Is it? I thought it has two close, but separate "sub-stations"?


Not exactly. There are separate bits for the Barnet and Edgware branches,
but the southbound platforms for both are sunk below the northbound
platforms, and there are level passageways connecting each directional
pair. Hang on, i'll have a crack at some ascii art:

_____ _____
/ \______________________/ \
| NB Ew | passageway | NB HB |
\_____/----------------------\_____/
_____ _____
/ \______________________/ \
| SB Ew | passageway | SB HB |
\_____/----------------------\_____/

That's the cross-section you'd get if you made a vertical, east-west slice
through the middle of the station, looking from the south side. NB/SB is
northbound/southbound, Ew is Edgware, and HB is High Barnet. The crude
circles are the running tunnels, and the things labelled 'passageway' are,
er, passageways. So, although the platforms for each branch are right next
to each other in horizontal terms, the vertical separation means that
there's level interchange. I don't know if you'd call it cross-platform;
it's rather further between them than at Mile End or Finchley Road. Still,
better than stairs. Also, there are only two passageways for each pair (i
think), and since lots of people interchange here in the peaks, it gets
dangerously overcrowded, so it's hardly an easy interchange at those
times.

Poplar - you haven't given it a dot, but it has a four-track, two-island
layout, much the same as at Kennington, so perhaps you should.

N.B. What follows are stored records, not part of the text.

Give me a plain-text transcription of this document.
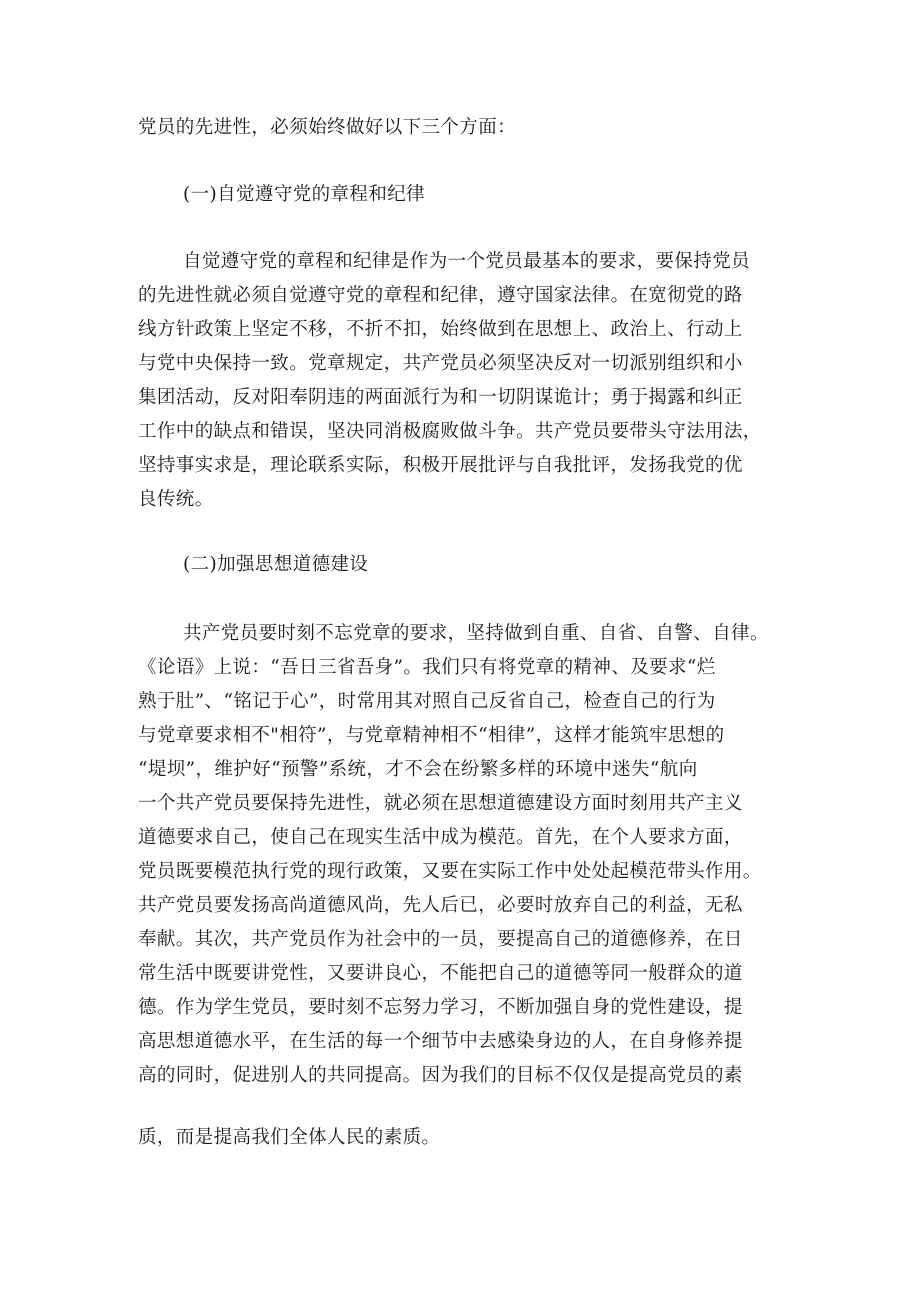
党员的先进性，必须始终做好以下三个方面：
(一)自觉遵守党的章程和纪律
自觉遵守党的章程和纪律是作为一个党员最基本的要求，要保持党员
的先进性就必须自觉遵守党的章程和纪律，遵守国家法律。在宽彻党的路
线方针政策上坚定不移，不折不扣，始终做到在思想上、政治上、行动上
与党中央保持一致。党章规定，共产党员必须坚决反对一切派别组织和小
集团活动，反对阳奉阴违的两面派行为和一切阴谋诡计；勇于揭露和纠正
工作中的缺点和错误，坚决同消极腐败做斗争。共产党员要带头守法用法，
坚持事实求是，理论联系实际，积极开展批评与自我批评，发扬我党的优
良传统。
(二)加强思想道德建设
共产党员要时刻不忘党章的要求，坚持做到自重、自省、自警、自律。
《论语》上说：“吾日三省吾身”。我们只有将党章的精神、及要求“烂
熟于肚”、“铭记于心”，时常用其对照自己反省自己，检查自己的行为
与党章要求相不"相符”，与党章精神相不“相律”，这样才能筑牢思想的
“堤坝”，维护好“预警”系统，才不会在纷繁多样的环境中迷失“航向
一个共产党员要保持先进性，就必须在思想道德建设方面时刻用共产主义
道德要求自己，使自己在现实生活中成为模范。首先，在个人要求方面，
党员既要模范执行党的现行政策，又要在实际工作中处处起模范带头作用。
共产党员要发扬高尚道德风尚，先人后已，必要时放弃自己的利益，无私
奉献。其次，共产党员作为社会中的一员，要提高自己的道德修养，在日
常生活中既要讲党性，又要讲良心，不能把自己的道德等同一般群众的道
德。作为学生党员，要时刻不忘努力学习，不断加强自身的党性建设，提
高思想道德水平，在生活的每一个细节中去感染身边的人，在自身修养提
高的同时，促进别人的共同提高。因为我们的目标不仅仅是提高党员的素
质，而是提高我们全体人民的素质。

Baker Street - i'd err on the side of understatement, and make the Met
platforms separate to the Circle.

What's wrong with just letting the confluence of lines in one circle
show cross-platformity?


It will look too similar to same track usage in many cases (check
Chiswick Park or Wembley Park on my map).


Chiswick Park?

I see what you mean, but i think there'd be an obvious difference between,
say, Ealing Common and Finsbury Park even without the dots - separate
lines vs lines that are actually stuck together. If you don't think it's
obvious enough, fair enough.

I'm intrigued by Alex's choice to represent Edgware Road as two
unconnected circles with a single name.


Well, that's because I was clueless to their "official" status. I will
name them both now.


No! I liked it that way. The two stations are just as close as at
Hammersmith (easier to get between, in fact). Don't let the whims of LU
put you off!

Here's another thing - you might consider somehow showing the four-track
nature of the Metropolitan north of Wembley Park; Clive explains it all:

http://www.davros.org/rail/culg/metr....html#features

But basically, if i've got it right, the line splits into fast and slow
pairs just after Finchley Road, with the slow pair going through Preston
Road, Northwick Park, Harrow on the Hill, and then heading to Uxbridge,
and the fast pair going past the first two stations and in to Harrow on
the Hill. After that, the fast pair splits again, into a second slow pair
which goes through all the stations up to and including Moor Park, and
then goes to Watford, and a second fast pair which goes straight to Moor
Park, and then off to Amersham. Except it's more complicated than this, as
there are all sorts of junctions where trains can switch tracks, and
various service patterns, etc. Oh, and the second fast pair also has NR
trains on it!

Anyway, i *think* you could just add fast tracks from Finchley Road to
Wembley Park, and then from Wembley Park to Harrow on the Hill, and then
from there to Moor Park. The first two sections would lie to the north of
the all-stations line, and the third one to the south; that's not
geographical, but it does, i think, show where the trains mostly go.